Al bajar hacia la sala del ápice, Iss dejó de lado todo pensamiento superfluo. El aire ahí abajo era rancio y espeso como aguas estancadas en el fondo de un lago, y no importaba cuántas veces se hubiese acercado a la última sala, el repentino cambio siempre lo cogía por sorpresa. Sus pulmones experimentaban dificultades para expeler el aire, y en el interior de sus oídos dos agudos aguijonazos de dolor se clavaron hacia dentro. El surlord tragó saliva con fuerza, y rezó para que sus oídos no eligieran ese momento para sangrar.
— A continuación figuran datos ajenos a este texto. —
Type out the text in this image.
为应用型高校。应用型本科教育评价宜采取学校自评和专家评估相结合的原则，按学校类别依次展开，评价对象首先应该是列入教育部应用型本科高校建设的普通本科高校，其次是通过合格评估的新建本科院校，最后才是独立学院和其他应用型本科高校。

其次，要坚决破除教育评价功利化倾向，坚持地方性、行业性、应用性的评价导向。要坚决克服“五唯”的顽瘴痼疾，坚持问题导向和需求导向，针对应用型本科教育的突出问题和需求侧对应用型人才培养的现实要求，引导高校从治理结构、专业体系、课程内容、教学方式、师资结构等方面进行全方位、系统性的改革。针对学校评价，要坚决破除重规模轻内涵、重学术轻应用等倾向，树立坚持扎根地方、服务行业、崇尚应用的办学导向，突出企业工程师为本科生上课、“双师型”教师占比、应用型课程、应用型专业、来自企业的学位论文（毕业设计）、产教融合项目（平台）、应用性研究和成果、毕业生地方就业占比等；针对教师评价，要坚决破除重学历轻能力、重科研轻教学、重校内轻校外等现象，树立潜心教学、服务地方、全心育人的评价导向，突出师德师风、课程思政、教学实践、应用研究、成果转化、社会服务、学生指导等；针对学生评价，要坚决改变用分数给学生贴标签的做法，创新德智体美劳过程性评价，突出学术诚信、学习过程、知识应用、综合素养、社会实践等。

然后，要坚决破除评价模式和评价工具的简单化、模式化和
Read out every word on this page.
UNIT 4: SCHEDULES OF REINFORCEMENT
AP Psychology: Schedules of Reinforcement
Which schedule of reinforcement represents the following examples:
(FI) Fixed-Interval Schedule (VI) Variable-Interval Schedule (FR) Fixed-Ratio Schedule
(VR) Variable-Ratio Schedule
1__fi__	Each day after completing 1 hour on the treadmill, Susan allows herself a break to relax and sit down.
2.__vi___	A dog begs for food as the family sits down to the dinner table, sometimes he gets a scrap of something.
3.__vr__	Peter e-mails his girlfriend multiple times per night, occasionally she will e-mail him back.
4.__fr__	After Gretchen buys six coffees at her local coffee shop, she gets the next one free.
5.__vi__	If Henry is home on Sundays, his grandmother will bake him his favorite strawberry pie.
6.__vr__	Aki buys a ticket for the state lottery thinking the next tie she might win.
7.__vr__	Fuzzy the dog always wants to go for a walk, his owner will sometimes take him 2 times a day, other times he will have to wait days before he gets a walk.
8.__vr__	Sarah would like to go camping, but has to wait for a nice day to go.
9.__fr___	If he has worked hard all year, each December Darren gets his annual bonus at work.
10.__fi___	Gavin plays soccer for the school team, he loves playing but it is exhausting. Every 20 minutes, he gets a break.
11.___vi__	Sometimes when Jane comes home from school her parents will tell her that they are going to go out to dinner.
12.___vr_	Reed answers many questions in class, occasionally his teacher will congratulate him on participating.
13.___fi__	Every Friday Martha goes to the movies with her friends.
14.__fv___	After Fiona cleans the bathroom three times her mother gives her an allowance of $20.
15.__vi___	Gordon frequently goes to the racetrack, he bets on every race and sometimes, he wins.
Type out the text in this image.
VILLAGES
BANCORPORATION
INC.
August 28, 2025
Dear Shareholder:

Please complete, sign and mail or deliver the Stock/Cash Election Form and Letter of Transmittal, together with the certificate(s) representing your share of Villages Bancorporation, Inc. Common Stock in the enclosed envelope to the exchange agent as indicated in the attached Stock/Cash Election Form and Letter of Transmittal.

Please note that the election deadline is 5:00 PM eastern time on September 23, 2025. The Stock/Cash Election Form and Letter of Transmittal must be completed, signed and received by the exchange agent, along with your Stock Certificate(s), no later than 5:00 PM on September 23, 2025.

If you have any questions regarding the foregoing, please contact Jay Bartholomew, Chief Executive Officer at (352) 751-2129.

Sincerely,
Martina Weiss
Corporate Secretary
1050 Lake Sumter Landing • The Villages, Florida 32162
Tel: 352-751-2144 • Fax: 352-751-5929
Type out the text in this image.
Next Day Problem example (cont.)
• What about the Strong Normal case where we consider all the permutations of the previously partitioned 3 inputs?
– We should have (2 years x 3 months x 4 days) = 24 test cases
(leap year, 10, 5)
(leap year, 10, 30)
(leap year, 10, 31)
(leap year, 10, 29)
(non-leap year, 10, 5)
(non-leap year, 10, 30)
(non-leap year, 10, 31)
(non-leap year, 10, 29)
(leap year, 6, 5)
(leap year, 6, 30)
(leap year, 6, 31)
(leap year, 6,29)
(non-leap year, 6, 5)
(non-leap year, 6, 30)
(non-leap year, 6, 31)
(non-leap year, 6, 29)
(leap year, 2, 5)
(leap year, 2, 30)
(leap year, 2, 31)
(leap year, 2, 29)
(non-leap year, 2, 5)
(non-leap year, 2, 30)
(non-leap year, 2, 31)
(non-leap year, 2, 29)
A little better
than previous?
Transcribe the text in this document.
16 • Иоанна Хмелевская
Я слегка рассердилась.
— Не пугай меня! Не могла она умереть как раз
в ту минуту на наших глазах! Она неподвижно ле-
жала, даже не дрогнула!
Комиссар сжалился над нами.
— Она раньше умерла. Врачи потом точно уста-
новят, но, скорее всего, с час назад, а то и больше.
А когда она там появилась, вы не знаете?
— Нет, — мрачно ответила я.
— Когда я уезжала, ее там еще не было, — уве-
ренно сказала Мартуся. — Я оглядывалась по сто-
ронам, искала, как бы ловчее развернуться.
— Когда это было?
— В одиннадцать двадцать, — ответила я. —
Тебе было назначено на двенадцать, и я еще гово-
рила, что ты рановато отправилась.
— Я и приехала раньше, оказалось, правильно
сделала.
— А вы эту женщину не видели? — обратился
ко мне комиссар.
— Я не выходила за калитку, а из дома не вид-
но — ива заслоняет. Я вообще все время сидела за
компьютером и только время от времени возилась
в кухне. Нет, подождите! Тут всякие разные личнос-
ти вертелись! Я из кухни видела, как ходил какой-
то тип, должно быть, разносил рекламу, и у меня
Allí el revestimiento de piedra era más grueso que en ninguna otra parte de la Aguja, pues se trataba de granito formado a presión, lleno de espirales y nudos como la corteza de un árbol, que resistía cualquier rotura que no fuera la provocada por las convulsiones más violentas del monte Tundido. Motas de falso oro relucían en el interior de la piedra.

Tras descolgar de su cinturón los paquetes que contenían la miel y las judías amarillas, Iss descendió los últimos diecisiete peldaños y llegó a la habitación del ápice. El Ser Sometido aguardaba allí: hambriento, destrozado, desesperado por obtener algo de luz, y perfectamente aislado del mundo exterior por la estructura y especiales características de la Aguja Invertida.

Iss sacó sus pinzas de plata y destapó la malla de las moscas caul. Esa noche obtendría poder más allá de sus posibilidades.